Меня точно осенило. Да, именно осенило. Я залепетал, залепетал, и с каждым словом ужас все более охватывал меня. Когда у меня не было надежды, я не боялся. Теперь же я вдруг оказался отдельно, со мной особый разговор, он не знает меня, как не знает Лару. Но Лара уже себя погубила, всем своим поведением…. А я… Господин пристав, я тут случайно, хозяин может подтвердить, живу в соседнем нумере, зашел за самоваром, посидел минут пять — уж больно компания веселая, барышни… и только уходить собрался…

— Документы, — буркнул пристав в прокуренные усы.

Я засуетился. Я не знал, куда деть самовар. Руки задрожали. Ничего, это так и надо, пусть видят, что я боюсь, значит, не террорист. Так убедительней.

Я, наверное, выглядел очень убедительно. Но меня все же вывели к перепуганному хозяину для опознания. Тот подтвердил: да, жилец, два месяца, тихий, с господином Липатовым — постольку, поскольку, по-соседски; нет, ничего не замечал… да и за господином Липатовым… сохрани Господь.

Вот это он зря, дурак, сказал. Прошли с обыском в мой нумер, перерыли все, ничего не нашли. Побросали все кое-как, распороли подушки.

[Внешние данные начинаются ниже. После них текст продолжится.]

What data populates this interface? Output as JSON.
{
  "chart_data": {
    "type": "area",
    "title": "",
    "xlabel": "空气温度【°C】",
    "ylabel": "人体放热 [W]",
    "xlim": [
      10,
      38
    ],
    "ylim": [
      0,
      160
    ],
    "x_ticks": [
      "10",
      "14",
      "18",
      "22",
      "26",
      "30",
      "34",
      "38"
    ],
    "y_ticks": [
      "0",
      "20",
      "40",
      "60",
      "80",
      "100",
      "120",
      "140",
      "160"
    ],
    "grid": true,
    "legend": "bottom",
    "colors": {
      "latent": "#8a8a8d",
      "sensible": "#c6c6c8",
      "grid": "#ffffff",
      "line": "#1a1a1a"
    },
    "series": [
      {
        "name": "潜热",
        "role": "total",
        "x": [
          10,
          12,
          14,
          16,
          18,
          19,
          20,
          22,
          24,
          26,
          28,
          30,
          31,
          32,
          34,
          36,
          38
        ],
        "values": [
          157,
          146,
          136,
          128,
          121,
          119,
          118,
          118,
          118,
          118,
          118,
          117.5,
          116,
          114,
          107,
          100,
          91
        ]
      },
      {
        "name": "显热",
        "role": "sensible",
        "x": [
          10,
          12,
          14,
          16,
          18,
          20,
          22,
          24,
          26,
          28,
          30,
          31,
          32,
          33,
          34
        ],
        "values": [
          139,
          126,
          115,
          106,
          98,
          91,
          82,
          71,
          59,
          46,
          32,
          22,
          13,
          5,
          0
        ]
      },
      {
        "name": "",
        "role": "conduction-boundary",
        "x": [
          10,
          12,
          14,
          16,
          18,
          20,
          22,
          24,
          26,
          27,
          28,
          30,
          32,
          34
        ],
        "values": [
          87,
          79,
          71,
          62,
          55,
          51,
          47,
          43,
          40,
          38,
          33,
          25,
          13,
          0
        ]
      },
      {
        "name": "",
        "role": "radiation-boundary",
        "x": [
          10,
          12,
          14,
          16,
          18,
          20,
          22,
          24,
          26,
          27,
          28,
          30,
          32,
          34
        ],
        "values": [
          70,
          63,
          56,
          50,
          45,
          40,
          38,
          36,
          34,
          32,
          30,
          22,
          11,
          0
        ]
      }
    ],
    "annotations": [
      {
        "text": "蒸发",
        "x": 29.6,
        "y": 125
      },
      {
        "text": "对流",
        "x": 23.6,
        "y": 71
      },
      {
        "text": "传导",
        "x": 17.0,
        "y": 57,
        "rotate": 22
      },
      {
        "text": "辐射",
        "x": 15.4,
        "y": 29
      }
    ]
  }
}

Обыск — это ужасно, я второй раз в жизни видел обыск, в первый раз случайно в Твери, где я гостил у тетки, меня попросили быть понятым, брали какого-то фальшивомонетчика… Там плакала маленькая девочка, когда поднимали половицы. Я много раз представлял, как это будет со мной. Нет, ничего они не нашли, и не могли найти. Сундуки с прокламациями? Печатный станок? Динамит? Глупости. У меня не было даже пистолета, Бодров еще не выдал. Документы настоящие. Пристав распорядился вывести меня на улицу. Было уже темно, везли меня одного, остальных уже отправили. По дороге я пытался сосредоточиться и выдумать правдивую историю, но в голове только и вертелось: за самоваром зашел, а тут вы… А что еще придумывать? Документы в порядке… Господи, пронеси!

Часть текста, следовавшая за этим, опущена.